American baseball player (1902–1975)

Leslie Kingston Burke (December 18, 1902 – May 6, 1975), nicknamed "Buck", was an American second baseman who played four seasons in Major League Baseball (MLB). He played professional baseball from 1923 to 1932, beginning his career with the Detroit Tigers and then the Toronto Maple Leafs of the International League.

==Early years==
Burke was born in 1902 in Lynn, Massachusetts.

==Professional baseball==
Burke signed with the Detroit Tigers in February 1923, having played only semi-pro baseball in the sandlots of Boston. He made his major league debut with the Tigers on May 2, 1923, and appeared in seven games that year, compiling a .100 batting average. He went on to appear in 80 games for the Richmond Colts in the Virginia League during the 1923 season and compiled a .346 batting average there.

Burke returned to the Tigers for the 1924, 1925, and 1926 seasons.

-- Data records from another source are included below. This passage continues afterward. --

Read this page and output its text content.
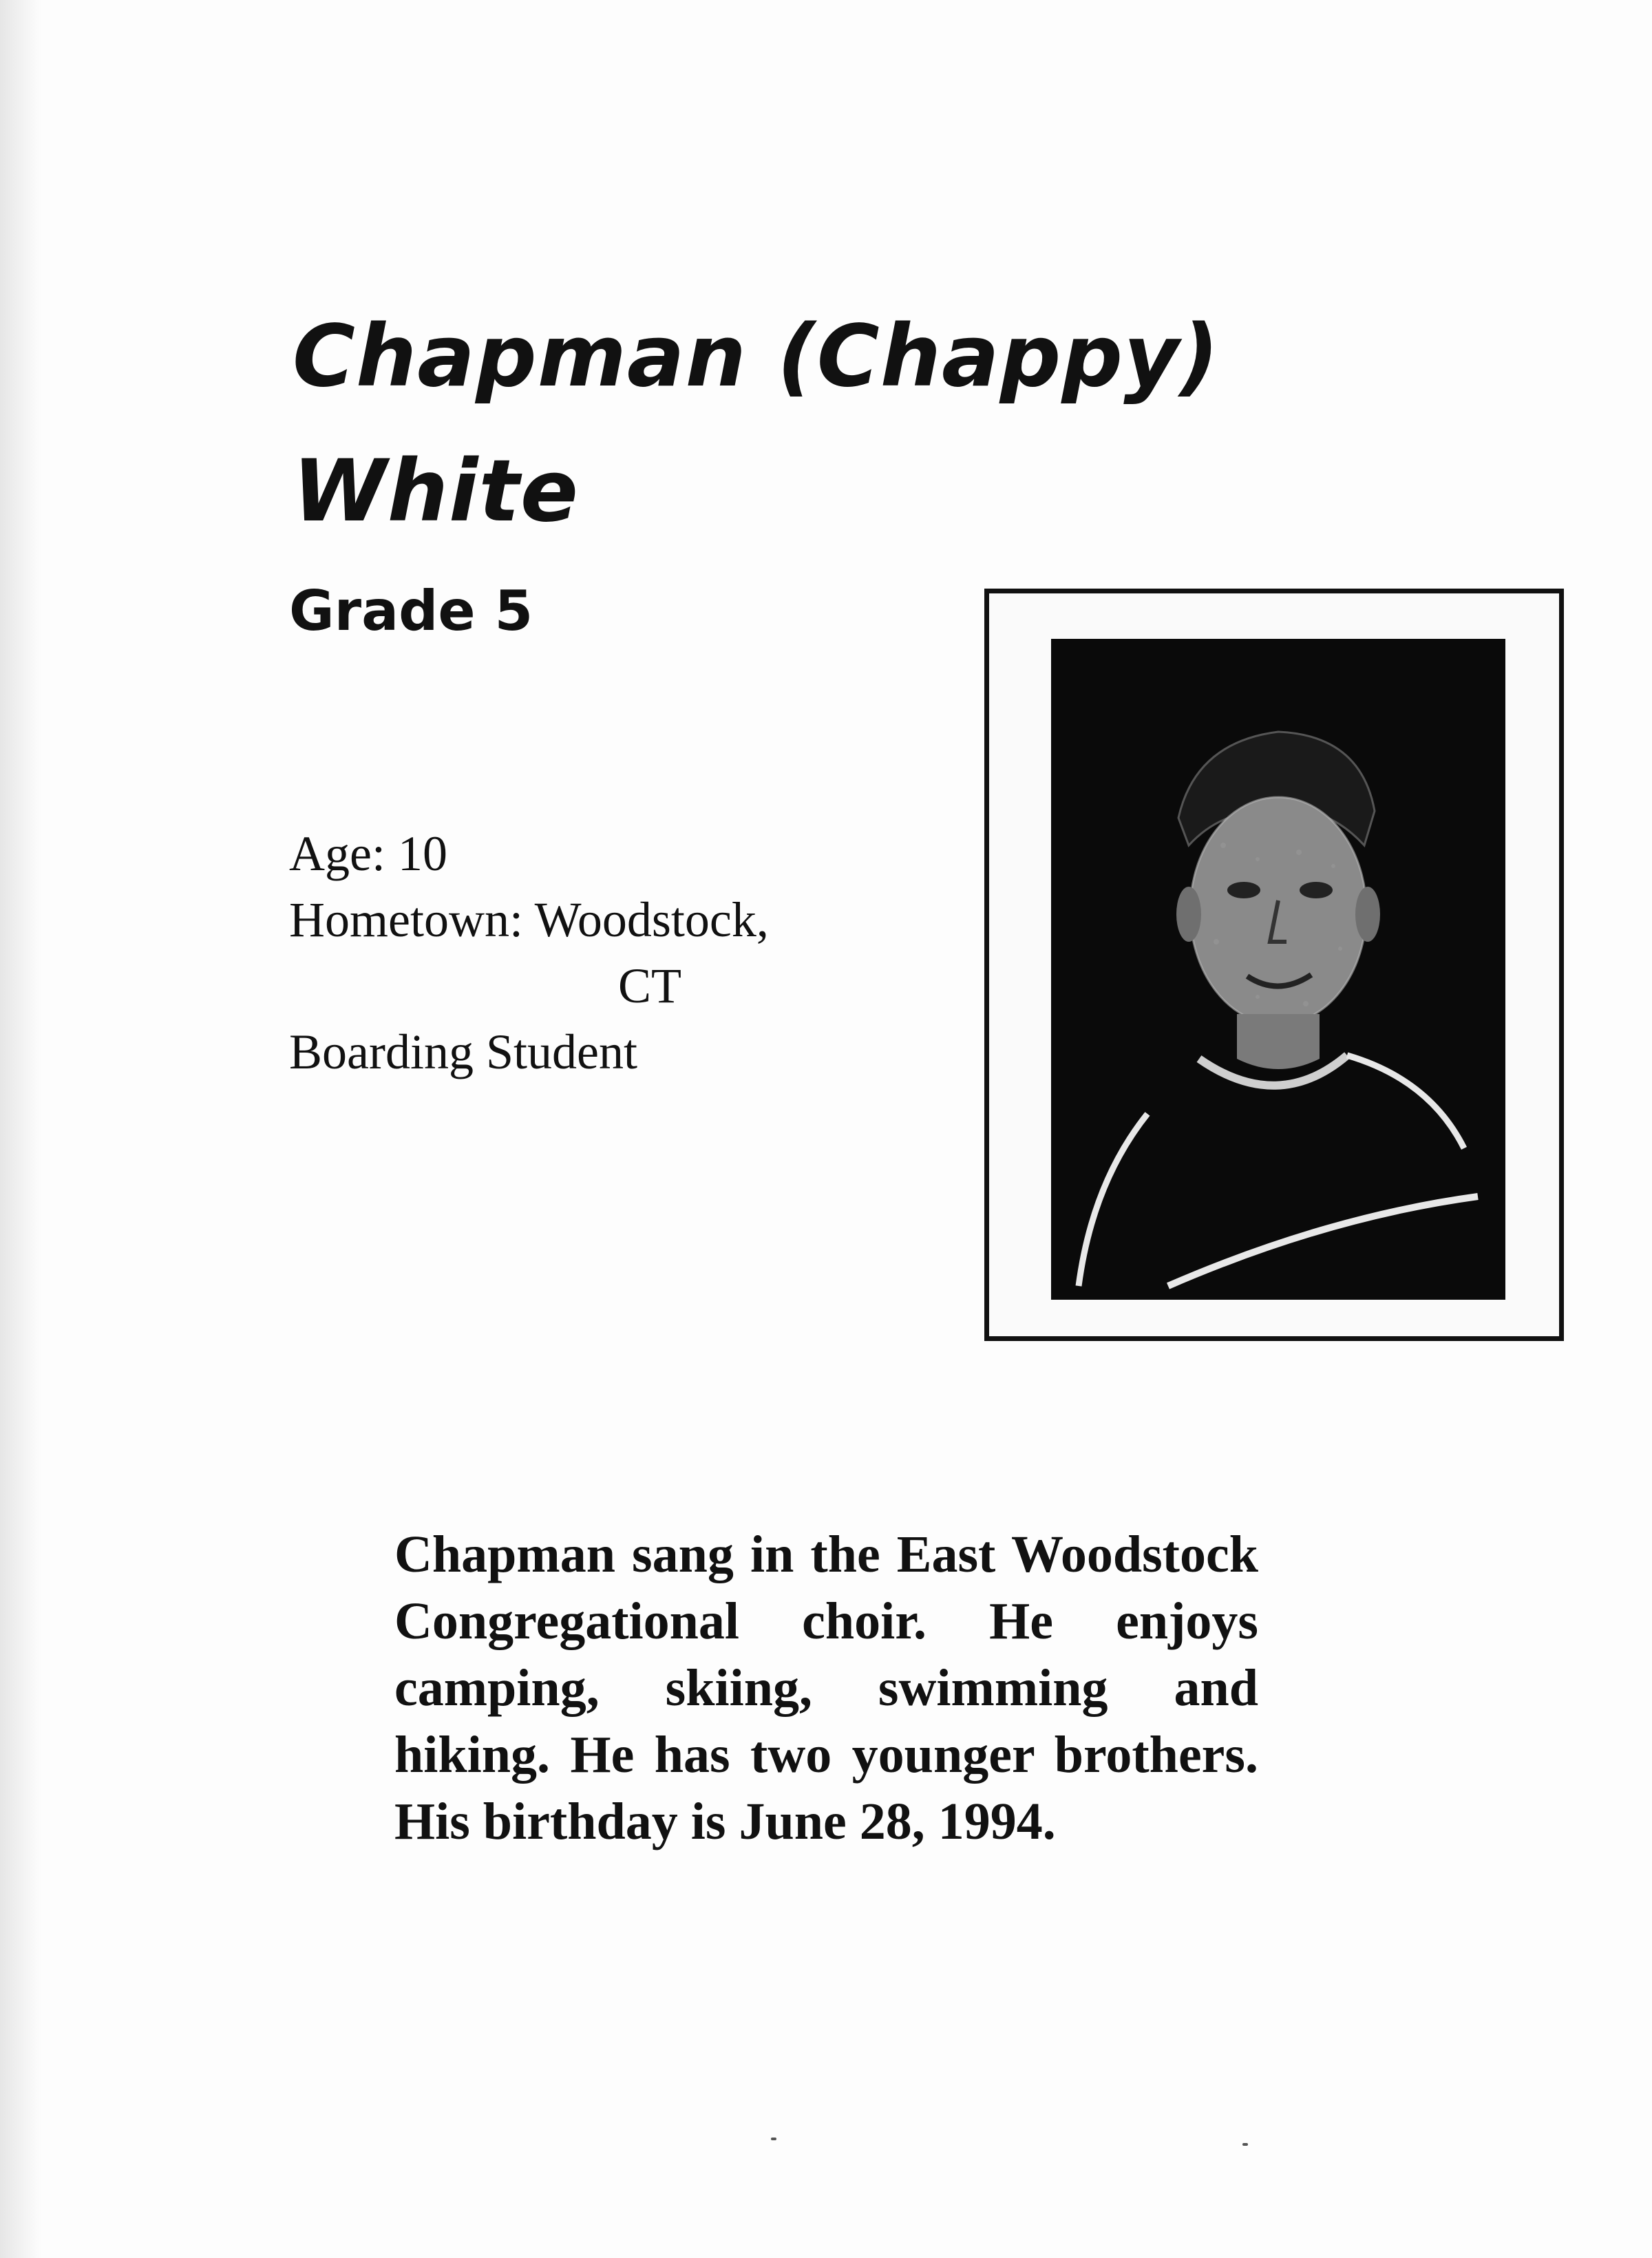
Chapman (Chappy)
White
Grade 5
Age: 10
Hometown: Woodstock,
CT
Boarding Student

Chapman sang in the East Woodstock Congregational choir. He enjoys camping, skiing, swimming and hiking. He has two younger brothers. His birthday is June 28, 1994.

He appeared in 194 major league games for the Tigers, 126 at second base, nine at third base, and six at shortstop. His best season was 1925 when he had a .289 batting average and a .357 on-base percentage. His career batting average with Detroit was .259, and he had 131 hits, 73 runs scored, 47 runs batted in, and 46 bases on balls.

Although his major league career ended in 1926, Burked continued to play professional baseball for the Toronto Maple Leafs of the International League for six years from 1927 to 1932. He was Toronto's starting second baseman for much of that time, appearing in 709 games, 657 at second base, and compiling a .281 batting average.

==Later years==
Burke died in 1975 in Danvers, Massachusetts, at age 72.